NHS England has said it is time for GPs to restart routine services, however new guidance on corticosteroid joint injections has advised against these during the pandemic.
GPs warned this would leave them taking ‘a significant cut in income’ or resuming delivery of the injections against the guidance.
Earlier this month, NHS England outlined its plan for the ‘second phase’ of the general practice response to coronavirus, including that GPs should resume patient reviews and health checks.
The letter added that local commissioners should stop making monthly payments to practices for the minor surgery DES – which includes joint injections and had been maintained ‘in line with the previous year’s achievements’ since April – from 1 July.
Dr Hugh Reeve, a GP in Grange-over-Sands, Cumbria, told Management in Practice’s sister publication, Pulse, that ‘the implication is that in order to maintain income we have to restart [the injections]’.
However, recent guidance advised GPs to exercise caution over delivering corticosteroid joint injections during the coronavirus pandemic due to risks of immunosuppression.

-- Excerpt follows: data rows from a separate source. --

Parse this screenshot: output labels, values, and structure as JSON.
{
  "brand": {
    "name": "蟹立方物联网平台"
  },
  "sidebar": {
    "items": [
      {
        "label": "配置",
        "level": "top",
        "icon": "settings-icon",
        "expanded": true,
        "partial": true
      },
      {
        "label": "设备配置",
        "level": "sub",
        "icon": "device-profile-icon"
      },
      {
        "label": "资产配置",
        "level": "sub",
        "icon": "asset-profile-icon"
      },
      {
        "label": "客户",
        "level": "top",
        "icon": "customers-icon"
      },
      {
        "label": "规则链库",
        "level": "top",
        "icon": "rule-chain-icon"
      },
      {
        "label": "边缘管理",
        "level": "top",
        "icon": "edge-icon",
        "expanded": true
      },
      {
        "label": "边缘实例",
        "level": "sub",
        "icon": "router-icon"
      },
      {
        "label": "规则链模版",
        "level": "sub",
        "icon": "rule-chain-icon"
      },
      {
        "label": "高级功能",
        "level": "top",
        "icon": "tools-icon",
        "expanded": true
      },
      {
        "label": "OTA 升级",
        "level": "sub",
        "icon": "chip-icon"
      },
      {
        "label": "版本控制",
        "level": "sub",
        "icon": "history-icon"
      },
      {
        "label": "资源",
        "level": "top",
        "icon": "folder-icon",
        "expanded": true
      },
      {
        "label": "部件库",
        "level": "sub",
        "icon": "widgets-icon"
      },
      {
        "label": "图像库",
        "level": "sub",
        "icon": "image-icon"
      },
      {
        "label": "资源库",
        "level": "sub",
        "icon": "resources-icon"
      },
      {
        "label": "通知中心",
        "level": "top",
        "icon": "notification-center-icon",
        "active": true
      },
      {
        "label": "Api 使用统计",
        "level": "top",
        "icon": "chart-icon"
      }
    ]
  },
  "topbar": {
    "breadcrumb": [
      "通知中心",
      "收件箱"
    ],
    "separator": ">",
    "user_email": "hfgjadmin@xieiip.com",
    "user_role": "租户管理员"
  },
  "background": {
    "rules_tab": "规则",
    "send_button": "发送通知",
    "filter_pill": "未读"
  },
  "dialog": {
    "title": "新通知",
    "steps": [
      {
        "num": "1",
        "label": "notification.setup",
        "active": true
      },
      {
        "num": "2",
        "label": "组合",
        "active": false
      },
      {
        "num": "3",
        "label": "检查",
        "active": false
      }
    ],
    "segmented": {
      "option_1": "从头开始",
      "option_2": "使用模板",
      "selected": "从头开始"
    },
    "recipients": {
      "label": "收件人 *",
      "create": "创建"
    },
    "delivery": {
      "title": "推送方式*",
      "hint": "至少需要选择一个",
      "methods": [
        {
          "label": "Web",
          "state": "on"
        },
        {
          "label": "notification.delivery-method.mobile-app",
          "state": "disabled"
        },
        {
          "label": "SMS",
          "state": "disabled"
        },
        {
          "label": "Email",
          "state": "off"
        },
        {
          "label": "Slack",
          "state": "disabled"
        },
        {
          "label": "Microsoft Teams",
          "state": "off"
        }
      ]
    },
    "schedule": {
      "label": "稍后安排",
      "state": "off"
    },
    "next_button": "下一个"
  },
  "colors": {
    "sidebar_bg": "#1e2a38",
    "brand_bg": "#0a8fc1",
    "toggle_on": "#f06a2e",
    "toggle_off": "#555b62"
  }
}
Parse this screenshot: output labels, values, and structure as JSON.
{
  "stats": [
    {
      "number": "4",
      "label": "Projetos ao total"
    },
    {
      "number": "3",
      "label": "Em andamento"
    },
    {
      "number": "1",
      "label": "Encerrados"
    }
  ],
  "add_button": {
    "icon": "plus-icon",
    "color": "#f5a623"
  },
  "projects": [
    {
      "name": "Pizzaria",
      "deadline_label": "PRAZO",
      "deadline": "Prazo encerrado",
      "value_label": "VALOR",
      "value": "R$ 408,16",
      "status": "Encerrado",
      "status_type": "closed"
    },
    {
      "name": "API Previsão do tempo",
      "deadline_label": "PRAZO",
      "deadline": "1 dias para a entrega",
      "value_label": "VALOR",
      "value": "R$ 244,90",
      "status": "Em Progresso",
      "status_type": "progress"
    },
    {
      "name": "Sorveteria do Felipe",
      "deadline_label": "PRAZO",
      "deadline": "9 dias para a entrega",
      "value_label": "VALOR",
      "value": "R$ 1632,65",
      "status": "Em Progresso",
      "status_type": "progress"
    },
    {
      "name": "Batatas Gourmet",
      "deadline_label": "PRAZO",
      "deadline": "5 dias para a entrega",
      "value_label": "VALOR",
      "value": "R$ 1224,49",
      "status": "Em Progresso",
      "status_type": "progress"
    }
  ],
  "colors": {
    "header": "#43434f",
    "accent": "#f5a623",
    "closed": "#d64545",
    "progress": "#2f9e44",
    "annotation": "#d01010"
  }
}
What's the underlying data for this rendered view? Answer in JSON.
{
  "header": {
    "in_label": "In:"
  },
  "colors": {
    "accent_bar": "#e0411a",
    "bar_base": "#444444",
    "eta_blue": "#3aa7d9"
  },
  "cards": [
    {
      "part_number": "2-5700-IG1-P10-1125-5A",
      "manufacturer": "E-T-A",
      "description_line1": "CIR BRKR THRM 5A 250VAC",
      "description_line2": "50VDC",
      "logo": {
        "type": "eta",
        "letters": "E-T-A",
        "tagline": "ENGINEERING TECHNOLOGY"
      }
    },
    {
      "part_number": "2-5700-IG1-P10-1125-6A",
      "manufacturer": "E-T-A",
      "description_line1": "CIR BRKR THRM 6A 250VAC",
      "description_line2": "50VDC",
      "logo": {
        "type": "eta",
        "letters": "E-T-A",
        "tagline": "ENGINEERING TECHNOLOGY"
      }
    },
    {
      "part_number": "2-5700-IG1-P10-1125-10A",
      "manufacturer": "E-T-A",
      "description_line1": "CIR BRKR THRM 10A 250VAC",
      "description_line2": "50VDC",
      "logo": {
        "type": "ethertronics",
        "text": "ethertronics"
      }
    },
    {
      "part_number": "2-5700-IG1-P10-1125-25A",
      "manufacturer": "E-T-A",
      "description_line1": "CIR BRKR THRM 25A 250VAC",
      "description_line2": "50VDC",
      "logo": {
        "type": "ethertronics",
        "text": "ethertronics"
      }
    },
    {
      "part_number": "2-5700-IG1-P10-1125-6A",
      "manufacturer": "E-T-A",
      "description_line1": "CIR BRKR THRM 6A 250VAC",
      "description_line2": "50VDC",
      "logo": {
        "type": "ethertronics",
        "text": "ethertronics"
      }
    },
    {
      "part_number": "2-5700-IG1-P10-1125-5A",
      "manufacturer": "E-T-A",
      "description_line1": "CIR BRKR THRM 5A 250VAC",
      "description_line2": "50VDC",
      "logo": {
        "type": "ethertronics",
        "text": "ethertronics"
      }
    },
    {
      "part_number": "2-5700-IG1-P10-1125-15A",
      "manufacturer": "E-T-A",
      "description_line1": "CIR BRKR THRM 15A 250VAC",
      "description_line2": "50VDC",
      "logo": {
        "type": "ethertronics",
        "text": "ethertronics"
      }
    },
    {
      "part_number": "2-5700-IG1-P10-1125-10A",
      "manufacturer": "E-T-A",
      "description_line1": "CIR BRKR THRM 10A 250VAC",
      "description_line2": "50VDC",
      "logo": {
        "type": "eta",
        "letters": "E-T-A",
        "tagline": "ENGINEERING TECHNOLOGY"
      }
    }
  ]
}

The guidance, supported by multiple groups including the British Orthopaedic Association, the British Society of Rheumatology and the RCGP, said GPs should ‘only give steroid injections for severe symptoms and where there are no other options’.
It said: ‘During the coronavirus pandemic, clinicians need to give extra consideration as to whether the benefits outweigh the risks.
‘Giving a steroid injection to an asymptomatic patient who is carrying the virus could potentially put them at increased risk of an adverse outcome from the virus.’
It added that GPs must take ‘great care’ over patients who are ‘clinically extremely vulnerable’ to Covid-19.
It said: ‘Great care will need to be given to assessing and discussing the risks both of any immunosuppression resulting from the injection and also attending a clinical setting where higher levels of Covid-19 may be present.
‘The risks for these patients may outweigh the benefits so clinicians need to exercise great caution and explain the risks to the patients. ‘
Dr Steve Kell, GP partner at Larwood Health Partnership in Worksop, reiterated that stopping income protection implies practices should restart delivering the injections – or face a ‘direct cut in funding’ if they follow the guidance.
He said: ‘[NHS England’s letter] doesn’t say you must start again, what it says is that the support for it stops on the 30 June.
‘So you either take quite a significant cut in income or you start minor surgery again at your own risk and at the patient’s risk. That’s not good enough.’
He added: ‘It feels like we’re having to make things up as we go along, sometimes despite the guidance.’
And Dr Kell told Pulse that he doesn’t ‘know many GPs who would be happy to do minor surgery involving local anaesthetic in full PPE when it can wait, but we need the support financially’.
Dr Reeve took to Twitter to express his frustration at the news.
However, North London GP Dr Richard Ma said he had resumed delivery of the injections in April.
In a Tweet, he said: ‘I think we waited as long as we could but there’s only so much painkillers can do.’
In April, NICE warned that GPs should advise patients with chronic obstructive pulmonary disease (COPD) not to self-start a course of corticosteroids or antibiotics if they develop symptoms of coronavirus.
However, last month the low-cost and widely available steroid Dexamethasone was found to cut Covid deaths in an intensive care trial.